La relative rareté du vaccin AstraZeneca contre le Covid-19 est l'une des menaces principales planant sur la campagne européenne de vaccination contre la maladie. Les livraisons en retard du sérum sont devenues une amère pomme de discorde entre le Royaume-Uni et l'Union européenne, le laboratoire pharmaceutique étant régulièrement accusé de prioriser le premier sur la seconde.
Les tensions sont telles entre le bloc et son ex-membre qu'Ursula von der Leyen, présidente de la Commission européenne, a récemment menacé le laboratoire d'interdire les exportations des vaccins qu'elle produit en Europe, cruciaux pour l'approvisionnement du Royaume-Uni.
Politico a analysé les origines de cette guerre des vaccins, et dresse un constat sans appel: la Commission, à qui a été transmise la responsabilité de mener les négociations et de signer le contrat avec le laboratoire suédo-britannique, a péché par un étonnant excès de naïveté. Ne s'attendant pas à une telle bataille, qui pourtant paraissait inévitable, elle a été trop tendre, trop imprécise dans ses clauses et trop peu proactive dans l'organisation du processus global.
Le site note que le contrat britannique a été négocié et rédigé par des spécialistes de ce type de commande publique et des arcanes commerciales du secteur pharmaceutique. Ce qui ne fut peut-être pas le cas de l'UE, moins rompue à ces appels d'offres sanitaires et massifs.
Politico explique en outre que le droit britannique est plus littéral et les juridictions plus rapides lorsqu'il s'agit d'accords de ce type: ce qui est écrit est ce qui doit être, quel que soit le contexte. En cas de non-respect des obligations, le gouvernement britannique est en droit de mettre un terme à l'accord.
Tendresse coupable
L'Union européenne, de son côté, ne peut que mettre en pause les paiements jusqu'à la livraison des vaccins promis. De surcroît, avec un étonnant laxisme aux lourdes conséquences, elle a contractuellement libéré le laboratoire de la menace d'un procès en cas de non-respect des objectifs.

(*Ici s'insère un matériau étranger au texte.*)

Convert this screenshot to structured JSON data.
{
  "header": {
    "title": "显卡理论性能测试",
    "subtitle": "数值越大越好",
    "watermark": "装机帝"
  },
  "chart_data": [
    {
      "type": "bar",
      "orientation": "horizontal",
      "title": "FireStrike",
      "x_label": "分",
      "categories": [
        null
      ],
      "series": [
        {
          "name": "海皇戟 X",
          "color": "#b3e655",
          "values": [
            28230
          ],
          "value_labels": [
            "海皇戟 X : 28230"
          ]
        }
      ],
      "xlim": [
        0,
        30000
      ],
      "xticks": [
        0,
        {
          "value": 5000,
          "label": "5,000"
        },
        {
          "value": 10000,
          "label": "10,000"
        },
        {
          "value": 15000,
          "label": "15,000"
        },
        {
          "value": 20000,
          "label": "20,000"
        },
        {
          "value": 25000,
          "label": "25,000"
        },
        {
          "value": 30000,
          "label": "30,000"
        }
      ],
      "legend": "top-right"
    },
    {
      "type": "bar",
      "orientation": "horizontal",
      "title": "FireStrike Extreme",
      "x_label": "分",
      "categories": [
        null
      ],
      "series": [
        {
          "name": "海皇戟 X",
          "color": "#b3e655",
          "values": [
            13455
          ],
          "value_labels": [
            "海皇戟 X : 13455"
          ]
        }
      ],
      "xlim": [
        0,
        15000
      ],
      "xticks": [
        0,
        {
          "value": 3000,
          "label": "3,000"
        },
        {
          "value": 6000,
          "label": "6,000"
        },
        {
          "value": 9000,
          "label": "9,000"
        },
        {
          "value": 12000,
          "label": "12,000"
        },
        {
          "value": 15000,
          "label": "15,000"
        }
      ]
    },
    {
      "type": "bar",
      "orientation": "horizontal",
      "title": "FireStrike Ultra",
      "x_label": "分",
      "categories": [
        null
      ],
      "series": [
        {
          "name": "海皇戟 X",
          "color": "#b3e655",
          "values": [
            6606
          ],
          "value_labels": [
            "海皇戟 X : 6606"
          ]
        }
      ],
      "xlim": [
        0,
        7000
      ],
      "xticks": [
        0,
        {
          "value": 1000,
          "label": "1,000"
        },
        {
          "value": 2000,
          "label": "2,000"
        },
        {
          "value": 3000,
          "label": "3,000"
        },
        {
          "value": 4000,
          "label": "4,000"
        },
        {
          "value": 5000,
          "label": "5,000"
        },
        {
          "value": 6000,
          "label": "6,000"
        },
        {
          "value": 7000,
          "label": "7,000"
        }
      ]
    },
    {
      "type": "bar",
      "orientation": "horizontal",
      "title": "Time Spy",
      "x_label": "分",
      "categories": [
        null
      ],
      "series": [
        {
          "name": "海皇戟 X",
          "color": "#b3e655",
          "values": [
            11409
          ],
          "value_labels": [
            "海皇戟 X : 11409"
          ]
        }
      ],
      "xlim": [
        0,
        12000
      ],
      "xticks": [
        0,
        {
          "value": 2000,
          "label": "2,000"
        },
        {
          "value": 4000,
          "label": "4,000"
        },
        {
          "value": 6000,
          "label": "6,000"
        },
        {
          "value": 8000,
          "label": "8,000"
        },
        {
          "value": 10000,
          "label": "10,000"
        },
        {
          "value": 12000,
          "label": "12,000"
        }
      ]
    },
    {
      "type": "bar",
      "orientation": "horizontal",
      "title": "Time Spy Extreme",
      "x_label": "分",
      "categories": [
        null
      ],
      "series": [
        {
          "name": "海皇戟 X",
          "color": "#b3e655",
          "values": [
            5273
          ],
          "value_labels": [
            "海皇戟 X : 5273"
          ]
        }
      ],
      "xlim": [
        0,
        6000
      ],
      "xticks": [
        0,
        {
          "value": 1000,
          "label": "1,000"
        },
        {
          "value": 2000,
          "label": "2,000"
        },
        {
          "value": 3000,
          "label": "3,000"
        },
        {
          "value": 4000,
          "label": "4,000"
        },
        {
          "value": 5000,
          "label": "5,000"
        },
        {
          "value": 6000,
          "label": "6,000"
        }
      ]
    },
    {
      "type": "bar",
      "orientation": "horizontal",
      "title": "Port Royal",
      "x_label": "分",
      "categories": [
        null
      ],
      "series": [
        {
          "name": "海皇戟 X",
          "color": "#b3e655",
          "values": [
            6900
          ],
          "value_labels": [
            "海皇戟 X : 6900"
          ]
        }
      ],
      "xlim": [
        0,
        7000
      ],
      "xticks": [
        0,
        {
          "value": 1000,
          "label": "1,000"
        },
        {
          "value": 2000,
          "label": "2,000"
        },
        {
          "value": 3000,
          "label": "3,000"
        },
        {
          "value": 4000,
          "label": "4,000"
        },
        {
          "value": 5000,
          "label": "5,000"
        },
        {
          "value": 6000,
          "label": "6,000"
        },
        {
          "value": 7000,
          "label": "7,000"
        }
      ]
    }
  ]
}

Politico explique également que, quand Bruxelles se concentrait sur l'objectif final du contrat, quantité de vaccins et date des livraisons, Londres s'est plus fortement impliqué sur les processus en amont, engageant AstraZeneca noir sur blanc à créer une chaîne d'approvisionnement capable de subvenir spécifiquement aux besoins britanniques. Et ce, quelles que soient les usines concernées et les conséquences pour d'autres commanditaires.
Les négociateurs du gouvernement britannique se sont enfin assurés d'un droit de regard étroit sur les livraisons effectives des doses de vaccins, exigeant d'être tenus au courant presque en temps réel de la progression ou des retards éventuels d'AstraZeneca.
Le contrat signé par Bruxelles est plus flou en la matière, reposant sur la formulation –courante et par ailleurs partagée– des «meilleurs efforts raisonnables» pour pousser AstraZeneca à fournir le continent en temps et en heure.
L'UE a tout de même prévu une parade en cas de non-respect de ses engagements par la firme. Elle peut pousser le laboratoire à s'associer à des producteurs tierces pour augmenter sa cadence de production; un processus long à mettre en œuvre, trop long dans l'urgence absolue d'une pandémie.